3. As salt prevents weeds from growing, so too are we called to prevent evil from taking root.
Weeds kill healthy and useful crops by competing with them. They may also harbor diseases that can infect the harvest around them. Weeds are difficult to control because they can grow quickly and spread easily.
Like weeds, “the thief comes only to steal and kill and destroy” (John 10:10). Evil infects others by luring people to sin and rebel against God, drawing them further away.
Amid this spiritual reality, Jesus wants us to be the salt of the earth, doing our parts to keep evil at bay.
One way we can do this is by desiring to lead our lives in a manner that helps others see Christ’s righteousness in us (not our own). When we submit our hearts and actions to God, darkness starts to flee (James 4:7).
The above can take on many forms. For example, we can expose clear acts of evil (Ephesians 5:11-12), stand against the wicked (Psalm 94:16), warn others if they are doing something wrong (Ezekiel 3:18-19), and so on.
At the same time, this does not mean we do so in a way that causes more discord or malice. We don’t uproot evil with more evil.
Instead, God wants us to act as “counselors of peace” (Proverbs 12:20).

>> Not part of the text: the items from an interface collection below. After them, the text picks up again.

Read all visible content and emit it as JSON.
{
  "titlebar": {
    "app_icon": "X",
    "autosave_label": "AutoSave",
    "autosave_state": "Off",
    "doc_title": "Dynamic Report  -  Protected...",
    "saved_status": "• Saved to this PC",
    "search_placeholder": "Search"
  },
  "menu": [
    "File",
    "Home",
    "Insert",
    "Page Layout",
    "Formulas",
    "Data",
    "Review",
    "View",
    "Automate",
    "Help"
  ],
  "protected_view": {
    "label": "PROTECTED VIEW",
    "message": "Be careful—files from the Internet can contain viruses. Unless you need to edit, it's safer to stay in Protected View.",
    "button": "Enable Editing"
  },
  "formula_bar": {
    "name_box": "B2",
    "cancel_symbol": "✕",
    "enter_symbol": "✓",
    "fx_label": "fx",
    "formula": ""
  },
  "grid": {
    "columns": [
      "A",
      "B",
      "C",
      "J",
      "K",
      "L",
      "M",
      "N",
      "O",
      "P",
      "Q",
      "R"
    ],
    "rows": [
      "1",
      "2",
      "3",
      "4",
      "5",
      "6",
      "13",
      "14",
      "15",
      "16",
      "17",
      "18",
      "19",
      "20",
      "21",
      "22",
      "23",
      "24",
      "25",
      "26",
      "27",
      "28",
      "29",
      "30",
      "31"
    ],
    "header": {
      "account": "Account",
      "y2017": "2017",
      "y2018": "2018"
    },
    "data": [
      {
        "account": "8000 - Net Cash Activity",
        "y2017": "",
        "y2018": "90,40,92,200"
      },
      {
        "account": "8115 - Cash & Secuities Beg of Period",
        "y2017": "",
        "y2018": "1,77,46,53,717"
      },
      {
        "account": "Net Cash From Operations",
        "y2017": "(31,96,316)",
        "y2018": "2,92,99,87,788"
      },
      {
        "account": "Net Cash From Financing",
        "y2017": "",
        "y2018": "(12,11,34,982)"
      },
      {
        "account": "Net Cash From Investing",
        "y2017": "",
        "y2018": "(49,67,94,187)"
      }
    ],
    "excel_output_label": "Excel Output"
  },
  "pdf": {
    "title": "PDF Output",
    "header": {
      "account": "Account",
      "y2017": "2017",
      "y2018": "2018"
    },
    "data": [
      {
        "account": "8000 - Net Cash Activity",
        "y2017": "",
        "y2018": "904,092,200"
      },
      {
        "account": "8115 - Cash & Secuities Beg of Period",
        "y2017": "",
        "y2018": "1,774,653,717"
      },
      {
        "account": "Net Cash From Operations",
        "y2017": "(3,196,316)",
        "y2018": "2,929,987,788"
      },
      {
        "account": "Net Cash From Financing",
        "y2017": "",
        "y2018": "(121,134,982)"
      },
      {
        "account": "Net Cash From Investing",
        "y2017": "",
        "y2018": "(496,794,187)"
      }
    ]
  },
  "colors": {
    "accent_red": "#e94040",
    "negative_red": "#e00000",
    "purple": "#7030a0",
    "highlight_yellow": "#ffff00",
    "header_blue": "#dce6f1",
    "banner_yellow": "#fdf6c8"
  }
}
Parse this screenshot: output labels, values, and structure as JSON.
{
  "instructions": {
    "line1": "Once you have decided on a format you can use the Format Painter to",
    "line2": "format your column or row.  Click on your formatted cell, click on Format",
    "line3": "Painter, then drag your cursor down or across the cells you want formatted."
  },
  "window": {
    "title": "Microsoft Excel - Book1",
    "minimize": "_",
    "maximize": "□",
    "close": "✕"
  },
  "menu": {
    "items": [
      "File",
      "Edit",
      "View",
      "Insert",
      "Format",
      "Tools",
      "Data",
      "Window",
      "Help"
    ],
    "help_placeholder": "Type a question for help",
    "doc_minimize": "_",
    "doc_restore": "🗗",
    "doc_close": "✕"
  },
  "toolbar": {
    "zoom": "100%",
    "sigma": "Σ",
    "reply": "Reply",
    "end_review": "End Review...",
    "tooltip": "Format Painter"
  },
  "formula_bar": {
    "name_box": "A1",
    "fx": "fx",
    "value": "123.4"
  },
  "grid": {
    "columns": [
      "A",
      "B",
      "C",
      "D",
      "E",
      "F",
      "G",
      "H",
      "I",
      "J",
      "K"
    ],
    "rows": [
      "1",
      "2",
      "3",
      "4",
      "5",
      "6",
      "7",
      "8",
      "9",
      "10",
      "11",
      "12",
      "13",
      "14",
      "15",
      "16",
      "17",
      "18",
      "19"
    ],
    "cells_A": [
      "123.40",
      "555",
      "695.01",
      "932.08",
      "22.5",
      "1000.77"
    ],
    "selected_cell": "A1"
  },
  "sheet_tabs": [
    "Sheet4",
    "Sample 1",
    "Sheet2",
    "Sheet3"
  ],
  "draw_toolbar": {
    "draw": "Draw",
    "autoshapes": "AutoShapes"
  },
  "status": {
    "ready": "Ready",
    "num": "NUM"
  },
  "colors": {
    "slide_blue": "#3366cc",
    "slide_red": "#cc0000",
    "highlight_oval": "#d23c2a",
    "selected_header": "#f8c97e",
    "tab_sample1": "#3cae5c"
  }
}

This entails us humbly leaning on Him for wisdom as we try to resolve issues by being “pure, then peaceable, gentle, reasonable, full of mercy and good fruits, unwavering, without hypocrisy.” (James 3:17)
To be clear, God is the only One who will ultimately defeat the enemy, once and for all. However, in the meantime, we are invited by Jesus to be the salt of the earth by doing our parts to stop evil from taking root amid our everyday situations.
What does Jesus mean when he says “But if the salt loses its saltiness, how can it be made salty again? It is no longer good for anything, except to be thrown out and trampled underfoot”? (Matthew 5:13)
In short, Jesus is warning us against losing our faith or becoming apathetic towards God.
If salt loses all the qualities that make it salty, it essentially loses its main purpose of existence.
Similarly, when a Christian stops wanting to walk with God, does not see the need for repentance and forgiveness, favors the world’s values over His righteousness, and so on, they in effect are choosing to turn their back on fulfilling their true God-given purpose on earth.
As Christians, we will surely stumble amid our faith journeys. We all have our weak days.
But Jesus reminds us to keep holding on, despite our inevitable struggles.
We can only fulfill our true life’s purpose to be the salt of the earth if we desire to live out God’s truth and look to enhance people’s lives by His goodness, serving as peacemakers against evil.